Há pelo menos 20 anos que analistas econômicos vasculham os números chineses atrás de explicações para a assombrosa elevação do país ao grupo dos mais ricos do mundo. Uma das mais óbvias é a imensa população de 1,3 bilhão pessoas. É gente que precisa de casa, de estradas, de alimentos, de roupas, de estudo, enfim, uma gama de infraestrutura e de serviços que permeia a estrutura de desenvolvimento de qualquer país. 
No caso da China, a necessidade é maior ainda: por décadas a volumosa população viveu na pobreza, sem acesso a bens e serviços, situação que tem mudado radicalmente. Metrópoles como Xangai e Pequim exibem metrôs vistosos, comparáveis aos de cidades como Paris e Londres. Rodovias, hospitais e prédios públicos são construídos aceleradamente para dar conta das necessidades locais. No varejo, grandes redes ocidentais e butiques de luxo têm explorado o mercado chinês.
Mas há que se considerar o exagero na velocidade das mudanças. A utilização em larga escala de combustíveis fósseis - carvão mineral e petróleo, especialmente - tem ocasionado um aumento no nível de poluição do ar. Os rios também têm sido vítimas deste crescimento econômico, apresentando altos índices de poluição. Boa parte dos trabalhadores, como os operários que erguem gigantescos edifícios, recebe salários baixíssimos. Nos direitos humanos, a rigidez do regime comunista atrai antipatia e clamor de grupos do mundo inteiro. 

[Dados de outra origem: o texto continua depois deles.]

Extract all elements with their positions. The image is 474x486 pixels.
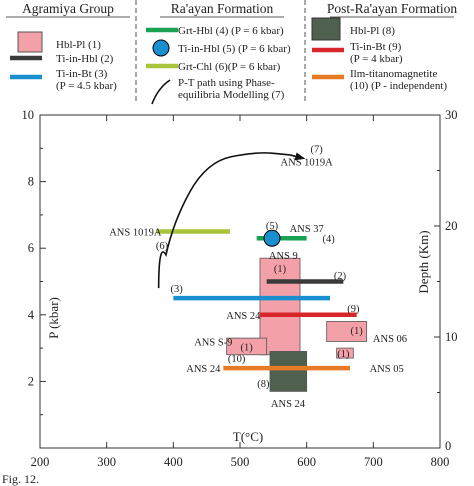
annotation-label: ANS 37 (290, 224, 324, 235)
x-tick-label: 200 (31, 455, 50, 469)
legend-group-title: Ra'ayan Formation (171, 1, 274, 16)
range-box-8 (269, 351, 308, 392)
y2-tick-label: 0 (445, 439, 451, 453)
legend-item-label: equilibria Modelling (7) (178, 89, 285, 101)
annotation-label: ANS 05 (370, 364, 404, 375)
annotation-label: ANS 24 (226, 311, 261, 322)
data-point-5 (263, 229, 281, 247)
figure-caption: Fig. 12. (2, 472, 39, 486)
annotation-label: (9) (347, 304, 360, 315)
pt-path-7 (157, 152, 291, 289)
annotation-label: ANS 1019A (109, 228, 162, 239)
y-tick-label: 8 (28, 175, 34, 189)
range-box-1 (226, 337, 268, 356)
range-box-1 (326, 321, 368, 342)
legend-swatch-box (311, 17, 341, 41)
chart-marks (156, 152, 368, 392)
y2-tick-label: 30 (445, 108, 458, 122)
legend-swatch-curve (151, 79, 171, 105)
legend-item-label: Hbl-Pl (8) (350, 25, 395, 37)
annotation-label: (3) (171, 284, 184, 295)
legend-item-label: (P = 4.5 kbar) (56, 80, 117, 92)
annotation-label: (8) (257, 379, 270, 390)
range-box-1 (336, 347, 354, 359)
x-tick-label: 400 (164, 455, 183, 469)
annotation-label: (1) (351, 326, 364, 337)
legend-item-label: Grt-Chl (6)(P = 6 kbar) (178, 61, 281, 73)
annotation-label: (6) (156, 241, 169, 252)
annotation-label: ANS 24 (271, 399, 306, 410)
legend-group-title: Agramiya Group (22, 1, 114, 16)
plot-frame (39, 114, 441, 449)
y2-axis-title: Depth (Km) (416, 230, 431, 293)
x-tick-label: 300 (97, 455, 116, 469)
annotation-label: (10) (228, 354, 246, 365)
y2-tick-label: 10 (445, 330, 458, 344)
annotation-label: ANS S-9 (194, 337, 232, 348)
pt-path-arrow (289, 152, 306, 161)
annotation-label: ANS 9 (269, 251, 298, 262)
annotation-label: (1) (241, 342, 254, 353)
annotation-label: ANS 24 (186, 364, 221, 375)
y-tick-label: 4 (28, 308, 35, 322)
legend-item-label: P-T path using Phase- (178, 77, 275, 89)
x-tick-label: 600 (297, 455, 316, 469)
legend-item-label: Ti-in-Hbl (2) (56, 53, 114, 65)
y-tick-label: 2 (28, 374, 34, 388)
y-tick-label: 6 (28, 241, 34, 255)
x-tick-label: 800 (431, 455, 450, 469)
y-axis-title: P (kbar) (46, 297, 61, 339)
legend-item-label: Ti-in-Bt (3) (56, 68, 108, 80)
annotation-label: (7) (311, 144, 324, 155)
annotation-label: (1) (274, 264, 287, 275)
legend-group-title: Post-Ra'ayan Formation (327, 1, 458, 16)
legend-swatch-point (152, 39, 170, 57)
annotation-label: (4) (323, 234, 336, 245)
y-tick-label: 10 (22, 108, 35, 122)
legend-swatch-box (17, 31, 43, 53)
annotation-label: (2) (334, 271, 347, 282)
annotation-label: (1) (337, 349, 350, 360)
legend-item-label: Ti-in-Hbl (5) (P = 6 kbar) (178, 43, 291, 55)
x-axis-title: T(°C) (233, 429, 263, 444)
chart-annotations: (7) ANS 1019A (5) ANS 37(4) ANS 1019A (6) ANS … (109, 144, 407, 410)
legend-item-label: Ti-in-Bt (9) (350, 41, 402, 53)
x-tick-label: 500 (231, 455, 250, 469)
annotation-label: ANS 1019A (281, 158, 334, 169)
legend-item-label: Ilm-titanomagnetite (350, 68, 437, 80)
annotation-label: (5) (266, 221, 279, 232)
legend-item-label: (P = 4 kbar) (350, 53, 403, 65)
annotation-label: ANS 06 (373, 334, 407, 345)
legend-item-label: (10) (P - independent) (350, 80, 447, 92)
legend-item-label: Hbl-Pl (1) (56, 39, 101, 51)
legend-item-label: Grt-Hbl (4) (P = 6 kbar) (178, 25, 284, 37)
y2-tick-label: 20 (445, 219, 458, 233)
x-tick-label: 700 (364, 455, 383, 469)
legend: Agramiya Group Hbl-Pl (1) Ti-in-Hbl (2) Ti-… (6, 1, 458, 105)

No xadrez das relações internacionais, o protagonismo da China também é evidente em diversos setores, especialmente o cambial. Desde junho de 2010, quando as autoridades da China decidiram afrouxar o câmbio, a moeda local, o yuan, registrou uma valorização de 3,6% em relação ao dólar. Entretanto, analistas norte-americanos alertam que, devido à inflação, a apreciação real da divisa chinesa sobre o dólar foi superior a 10%.Ontem, mais uma novidade foi anunciada: o país vai lançar operações domésticas com opções de yuan contra outras moedas a partir de 1 de abril, um movimento que sinaliza a intenção de Pequim de tolerar um câmbio mais flexível e volátil e de internacionalizar o yuan.
Afinal, é melhor crescer 10% ao ano ou 3%? Visto assim, sem incluir uma análise mais cuidadosa, 10%. Maior renda, mais recursos, um novo panorama econômico surge. Mas há o outro lado da moeda, como a inflação. É tarefa árdua a equação de elevar a riqueza sem aumento inflacionário. Com crescimento bem menor que o da China, o Brasil, conhece bem este lado da moeda. 
Apesar dos percalços, o mundo segue olhando para a China. De uma economia rural há 30 anos para um dos países mais ricos do mundo em 2011, os chineses sabem que terão muito trabalho pela frente para manter as conquistas.